Ground Lamb Kebabs –Our hot lunch recipe wagon presents a hot lunch you can take to work or school. Our recipes are quick, easy and less than 30 minutes to cook. Cook our recipes the night before, refrigerate and reheat the next day. Or, on the other hand, you can cook our meals and freeze them for next week’s lunch. Our special today is Ground Lamb Kebabs – Seekh Kabobs.
HOT LUNCH RECIPE WAGON: Ground Lamb Kebabs
The seekh kabob is one of the best known tandoori dishes in Indian cooking. There are many recipes for these kebabs and each cook adds his or her own ingredients to give it a special flavor. Below is one of the most basic recipes which uses a paste made of fried onions for a typical northern Indian sweetness. These are also ideal for cooking over a barbecue.
Seekh Kabobs ( Ground Lamb Kebab )
18 ounces ground lamb
2-inch piece gingerroot, peeled and grated
1 teaspoon Garam Masala
4 green chilies , finely chopped
1 teaspoon paprika
4 tablespoons vegetable oil plus extra for brushing the broiler rack
2 onions finely chopped
Soak Kebabs
Put 12 wooden skewers in cold water 15 minutes.

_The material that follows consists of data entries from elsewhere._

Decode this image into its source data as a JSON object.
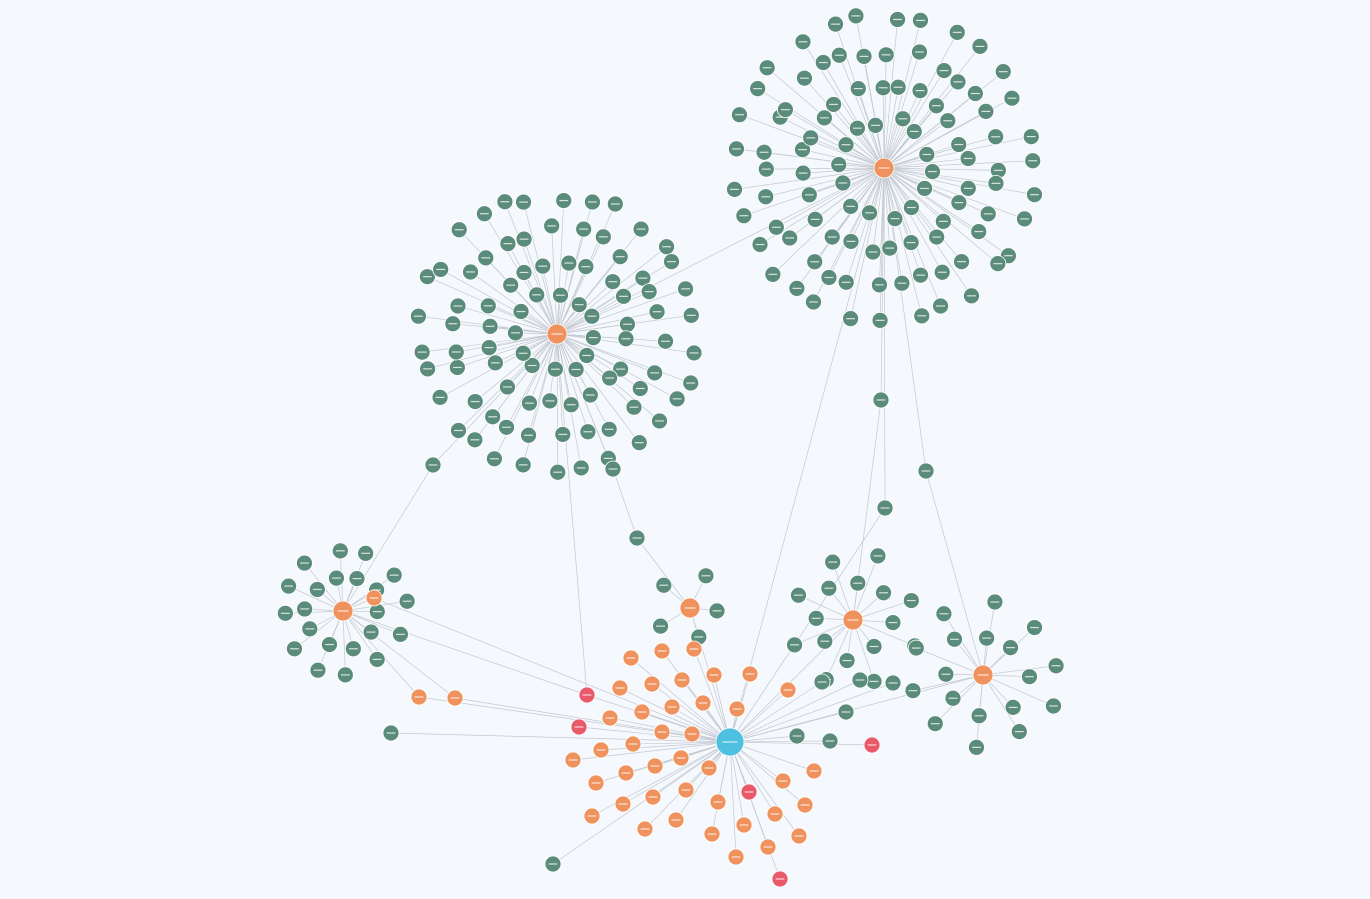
{
  "graph": {
    "colors": {
      "background": "#f5f9fd",
      "property_node": "#5b8c7b",
      "entity_node": "#f0925e",
      "alert_node": "#e85a6a",
      "root_node": "#4ec0e0",
      "edge": "#c3c8d0",
      "node_label": "#ffffff"
    },
    "hubs": [
      {
        "id": "hub-a",
        "kind": "entity",
        "label": "ryu",
        "leaf_count": 150
      },
      {
        "id": "hub-b",
        "kind": "entity",
        "label": "ryu",
        "leaf_count": 95
      },
      {
        "id": "hub-c",
        "kind": "entity",
        "label": "ryu",
        "leaf_count": 20
      },
      {
        "id": "hub-d",
        "kind": "entity",
        "label": "ryu",
        "leaf_count": 12
      },
      {
        "id": "hub-e",
        "kind": "entity",
        "label": "ryu",
        "leaf_count": 14
      },
      {
        "id": "hub-f",
        "kind": "entity",
        "label": "ryu",
        "leaf_count": 5
      }
    ],
    "root": {
      "id": "root",
      "kind": "root",
      "label": "ryu"
    },
    "cluster_counts": {
      "orange_satellites": 52,
      "red_alerts": 6
    },
    "legend": null
  }
}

This prevents them from burning when they are heated.
Put Lamb Kebabs
in a large bowl, add the ginger, chilies, garam masala, paprika and salt and mix well.
Heat
the oil in a large skillet over a medium heat. Add the onions and fry, stirring occasionally, 8 to 10 minutes until they are caramelized. Watch carefully so they do not burn.
Preheat
the broiler to high and lightly grease the broiler rack while the onions are frying.
Add
the onions to the lamb mixture and mix thoroughly.
Divide
the mixture into 12 portions. Dampen your hands and form each portion around a skewer, smooth out the “seam”.
Position the Ground Lamb Kebabs
skewers under the broiler and broil 10 to 15 minutes turning occasionally, until the meat is cooked throughout. If you cook these kebabs ahead of time, warm in an over at 350 degrees F 10 minutes before packing warm in a heated lunch tote for lunch on the go.

Serve Seekh Kabobs
with cucumber relish and tomato, onion and chili salad.
You can carry your hot lunch in a heated lunch tote.